The Senate Finance committee is expected Thursday to hold a hearing on the legislation, which they have called “a regressive tax on the middle class.”

The panel’s top Democrat, Sen. Sherrod Brown of Ohio, called the legislation “a giveaway to the very wealthiest Americans.”

“This is a tax cut for the wealthy,” he said.

The bill would increase taxes on corporations by a flat tax rate of 23.8 percent, on individuals by 8.8 percentage points, on the top 1 percent of earners by a 26.3 percent rate, on businesses by a 22.5 percent rate and on people by a 19.4 percent rate.

Brown also said it would lower the estate tax exemption for wealthy people from $4.5 million to $2 million.

Brown said the measure would not affect the wealthy because they could still deduct their state taxes from their income.

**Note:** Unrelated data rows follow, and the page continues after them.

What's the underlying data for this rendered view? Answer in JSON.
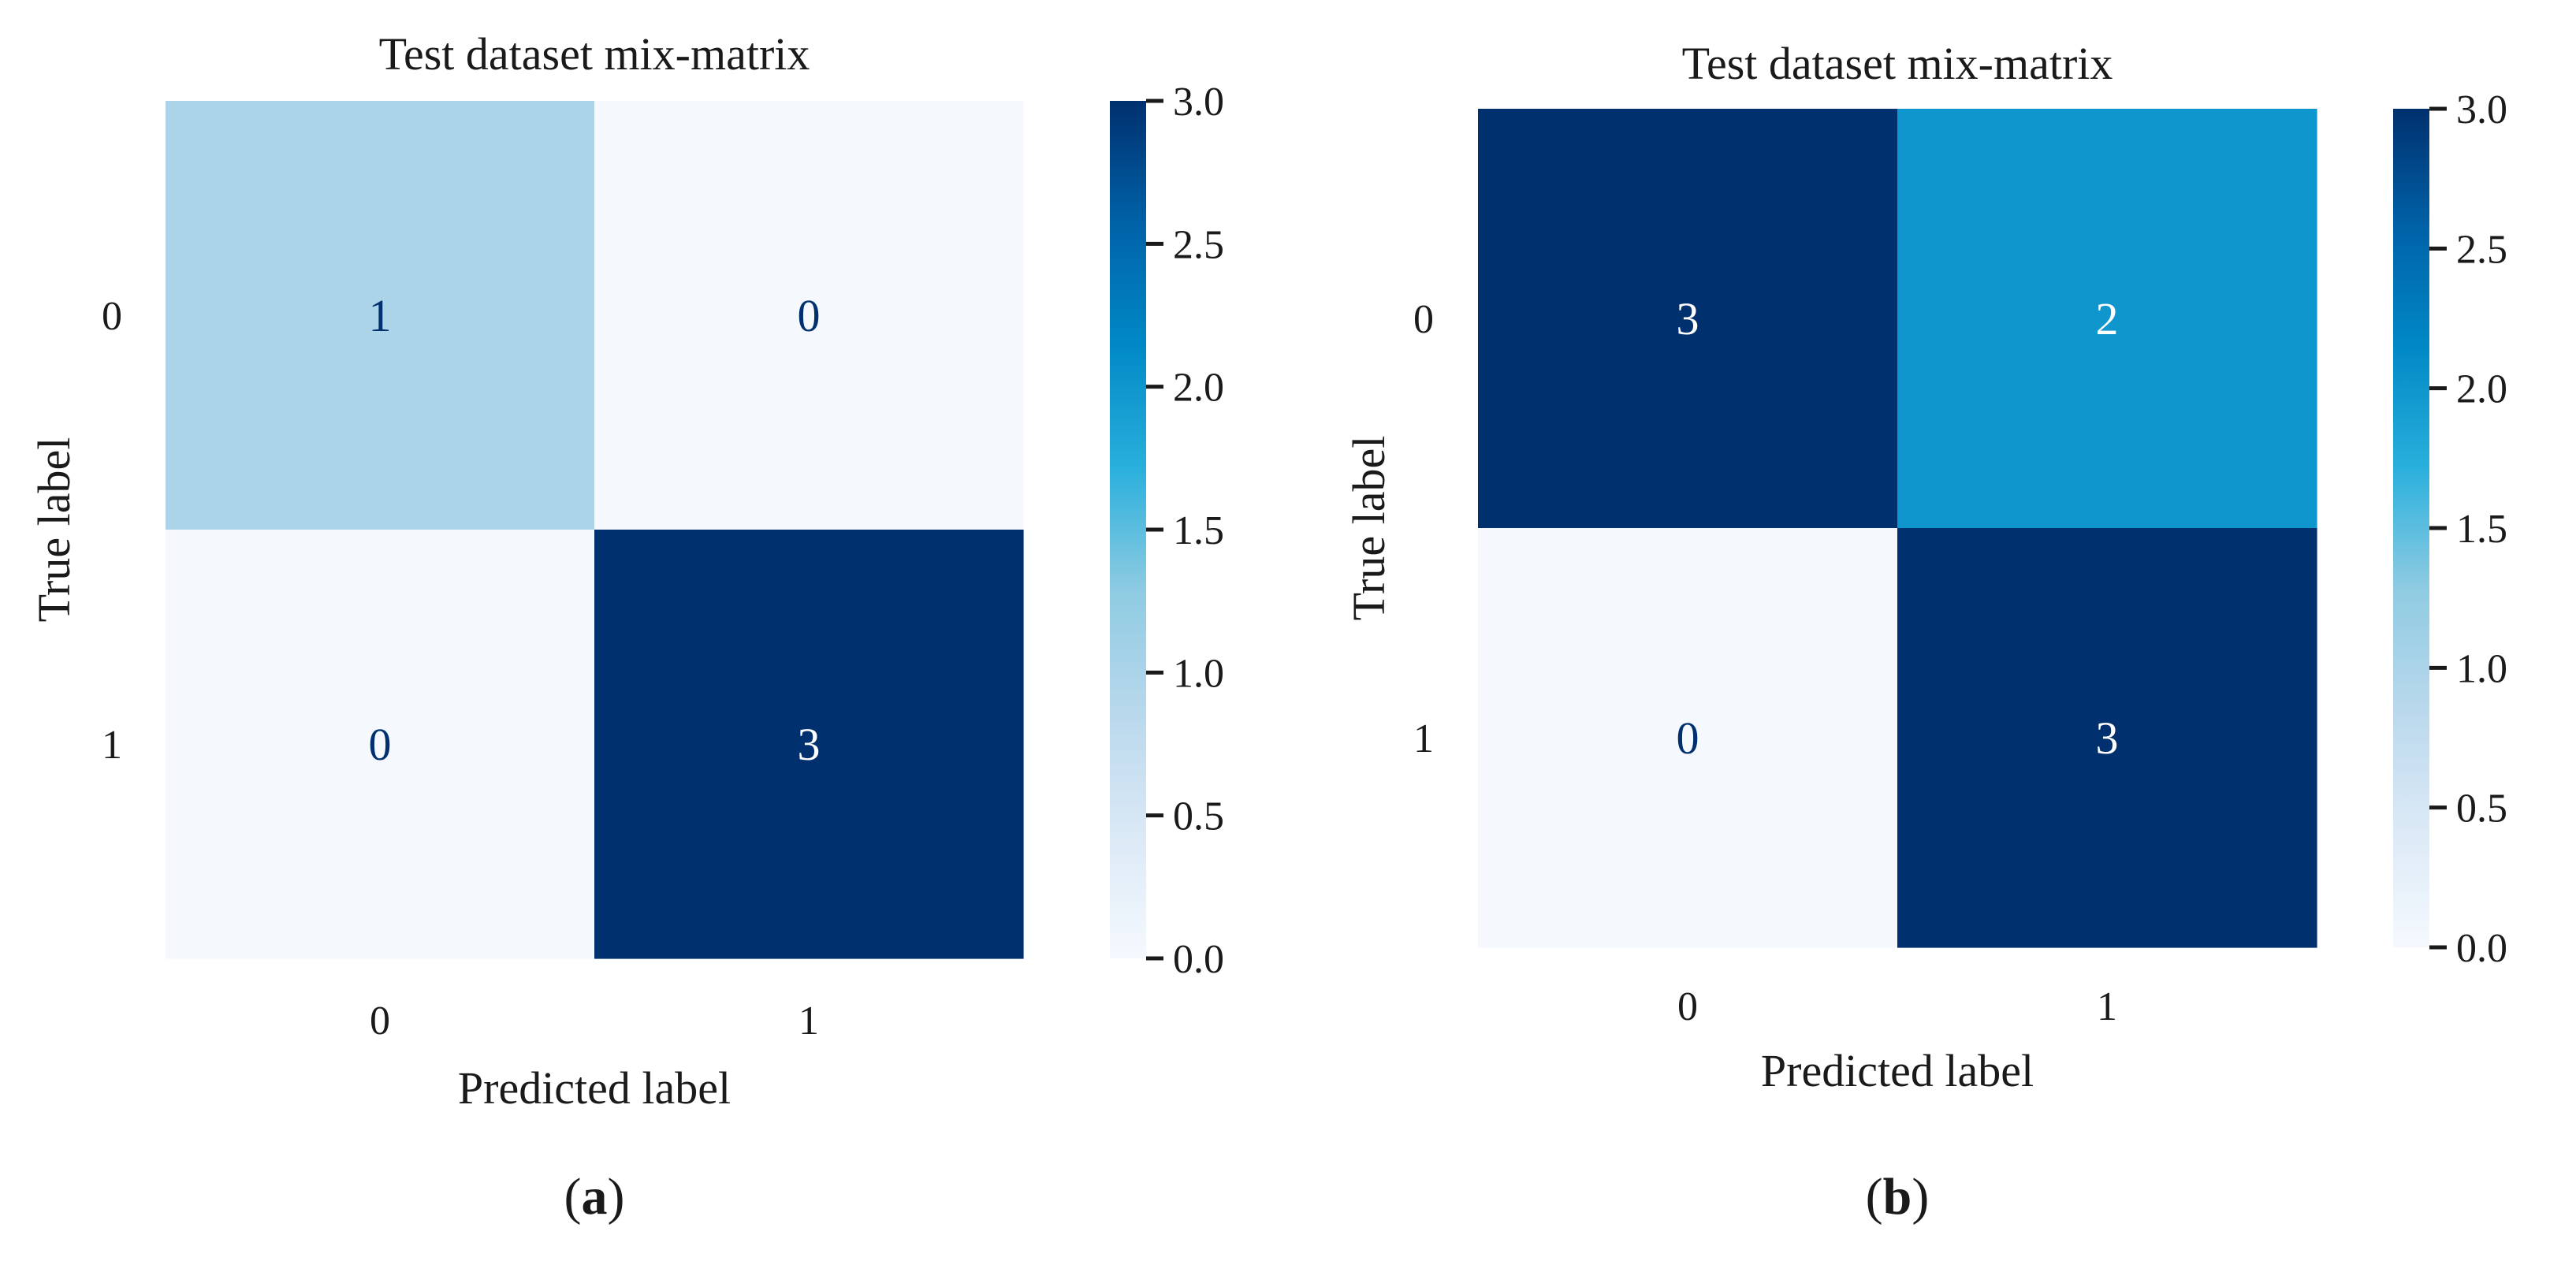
{
  "chart_data": [
    {
      "type": "heatmap",
      "panel_label": "a",
      "title": "Test dataset mix-matrix",
      "xlabel": "Predicted label",
      "ylabel": "True label",
      "x_tick_labels": [
        "0",
        "1"
      ],
      "y_tick_labels": [
        "0",
        "1"
      ],
      "matrix": [
        [
          1,
          0
        ],
        [
          0,
          3
        ]
      ],
      "colorbar": {
        "min": 0.0,
        "max": 3.0,
        "ticks": [
          "0.0",
          "0.5",
          "1.0",
          "1.5",
          "2.0",
          "2.5",
          "3.0"
        ],
        "colormap": "Blues"
      }
    },
    {
      "type": "heatmap",
      "panel_label": "b",
      "title": "Test dataset mix-matrix",
      "xlabel": "Predicted label",
      "ylabel": "True label",
      "x_tick_labels": [
        "0",
        "1"
      ],
      "y_tick_labels": [
        "0",
        "1"
      ],
      "matrix": [
        [
          3,
          2
        ],
        [
          0,
          3
        ]
      ],
      "colorbar": {
        "min": 0.0,
        "max": 3.0,
        "ticks": [
          "0.0",
          "0.5",
          "1.0",
          "1.5",
          "2.0",
          "2.5",
          "3.0"
        ],
        "colormap": "Blues"
      }
    }
  ],
  "colors": {
    "cmap_stops": [
      "#f5f9fe",
      "#dbe9f6",
      "#b9d8ec",
      "#8ecbe2",
      "#2ab0dc",
      "#0089c6",
      "#0062a8",
      "#00306e"
    ],
    "text_dark": "#00306e",
    "text_light": "#ffffff",
    "tick_mark": "#1a1a1a"
  }
}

Senate Finance Chairman Ron Wyden, D-Ore., said the legislation would provide relief to millions of middle-class families.

“We’re doing this to make sure that when the middle of the family is hit by a tax increase, that it doesn’t get wiped out,” he told reporters Friday.

The Finance Committee is expected on Thursday to pass its version with a vote expected to be 60-37.

The HELP bill has bipartisan support in both the House and Senate.

But the Senate will need to approve it by Friday to move to the House.